Delicious novel, with features very enjoyable (the way without evidence of any kind, but only by relying on intuition and acumen, Brunel really understands where did the murder of Charles Blaisot, and the clues that lead him to suspect a poacher, is truly a bravura performance), the novel plays again on what is the common feature of French novels of the period, of which Boileau embodies undisputed leadership: to ignore atmospheric and psychological descriptions in order to present the reader with a history based purely on a mystery that will take, when it will be resolved successfully, the explanation of everything. It 'a very simplistic way of writing but it allows you to focus all their energies on the interweaving and on the mystery without caring about anything else.
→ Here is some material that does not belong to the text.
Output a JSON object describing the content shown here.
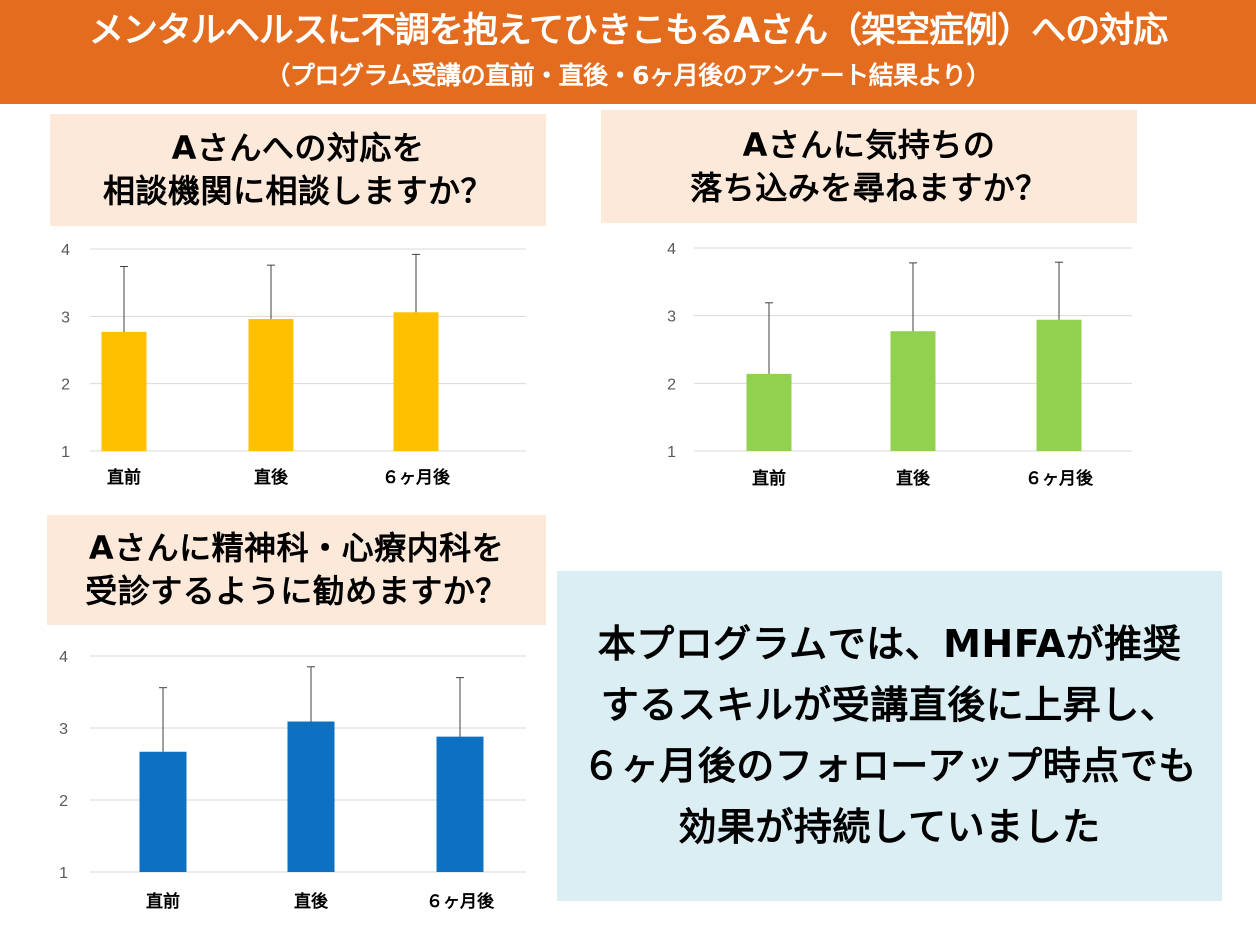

In a sense, this novel is also very interesting, because it is a preparatory study to the last of Locked Rooms  addressed in the 1939 novel: there is first the idea of the house guarded by three different people (Brunel, his friend and assistant, the policeman on turn) who supervise each one of the possible outputs of the house, and then there's also the consequent effect, as one who is locked up at home, dies in impossible circumstances. Facts that repeat exactly or almost the last death told in Six Crimes sans assassin.
Interesting is also the network that envelops together two completely different stories, presenting two bodies, died by other than, as a result of completely unrelated events that involve people who do not even know, in a plot that does not feel the need to follow the classical ideas of the detective story of those years, the 20 rules by Van Dine.
  

In a world once again of the past: bucolic ambience (but not too much), almost surreal characters, an animal that brings men to discover a plot not imagined, carriages and vintage cars, criminals fleeing forking two bicycles, half-truths and half-lies, a celebrated detective who thanks his aide improvised detective to have saved him, a beautiful girl whose the friend by Brunel falls in love. And two killers who are about to become, driven by necessity, but in fact “chicken thieves”.
A novel that in part is still the son of the adventure novel by Maurice Leblanc, and once again with a staging that is revealed at the end and that comes as a surprise the reader.